Second, O’Neil and Goldie should focus on how they will maintain the strategy through shifting governments, agencies and budgets. Cybersecurity strategy in Australia has been plagued by short‑term thinking, fluctuating policy, on-and-off official positions and reactionary regulatory regimes. The 2023 strategy’s three horizons over seven years are a welcome early peek at a structured, long‑term view.

Undoubtedly, the strategy will be supported by the ongoing funding of $9.9 billion over 10 years for the Australian Signals Directorate’s REDSPICE program announced in 2022. That alone gives some certainty. But public assessment and communication of how well the government is using this funding will further boost its effectiveness.

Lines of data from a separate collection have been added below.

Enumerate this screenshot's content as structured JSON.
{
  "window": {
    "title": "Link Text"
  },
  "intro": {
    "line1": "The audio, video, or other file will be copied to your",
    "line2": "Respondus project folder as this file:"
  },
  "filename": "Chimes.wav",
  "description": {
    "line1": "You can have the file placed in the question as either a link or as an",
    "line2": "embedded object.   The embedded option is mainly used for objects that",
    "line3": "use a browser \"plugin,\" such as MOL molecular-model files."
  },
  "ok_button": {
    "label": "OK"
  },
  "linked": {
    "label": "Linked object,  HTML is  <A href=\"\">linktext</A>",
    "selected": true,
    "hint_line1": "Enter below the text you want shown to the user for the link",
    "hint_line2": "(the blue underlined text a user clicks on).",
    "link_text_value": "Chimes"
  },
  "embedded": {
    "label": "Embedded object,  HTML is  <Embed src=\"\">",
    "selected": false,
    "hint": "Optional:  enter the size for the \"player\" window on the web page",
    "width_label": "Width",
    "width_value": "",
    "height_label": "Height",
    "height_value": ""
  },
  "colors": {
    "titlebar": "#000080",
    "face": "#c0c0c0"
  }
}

In other words, regular evaluation will help the government maintain the new strategy.

Evaluation builds transparency, keeps the conversation alive and adds to the evidence base that supports better cyber policy and strategy. The 2016 strategy had one public evaluation with its first (and only) annual update. The 2020 strategy did better, with its industry advisory committee releasing annual reports in 2021 and 2022 that evaluated progress on the 19 actions. These were excellent products. They delivered much-needed specifics—such as metrics and accountabilities for actions—and held the government to account.

The 2023 strategy should reproduce a similar arrangement for annual reviews and add major strategy updates in 2026 and 2029 at the dawns of horizons two and three. However, evaluation should be on more than just how well it is implementing its actions. It should also be clear about how well the actions improve our cybersecurity. While that may be technically difficult and politically fraught, it is essential to understanding whether the new strategy has put us on the right path.

This brings us to the third communication theme. O’Neil and Goldie should state publicly that they will modify the strategy when necessary. The 2023 strategy should be able to maintain a steady strategic focus and be able to react to changes in the technology and security environments.

Seven years is a long time in cyber. Accelerating technologies such as artificial intelligence, ambient computing and brain–computer interfaces will radically shift the meaning of cybersecurity over the strategy’s three horizons. Like the concept of public health, cybersecurity is a broad, complex concept in constant flux. The strategy should look to include new concepts and actions that help us get better outcomes, while keeping cruel prioritisation front of mind. Scope creep is the enemy. The government cannot and should not be at the centre of every cybersecurity issue.

In many ways, the 2023 strategy finds itself with the easiest job of the four national cyber strategies Australia has developed over the past 14 years. Yes, cyber threats are more dangerous, technology more pervasive, personal data more vulnerable and the strategic environment more turbulent. But over those 14 years, cybersecurity has become a mainstream political issue. Our cyber policies and organisational architecture have matured. And REDSPICE funding will fuel ongoing cyber capability growth. Careful narrative building and implementation vigilance will help ensure we don’t miss the opportunity this presents.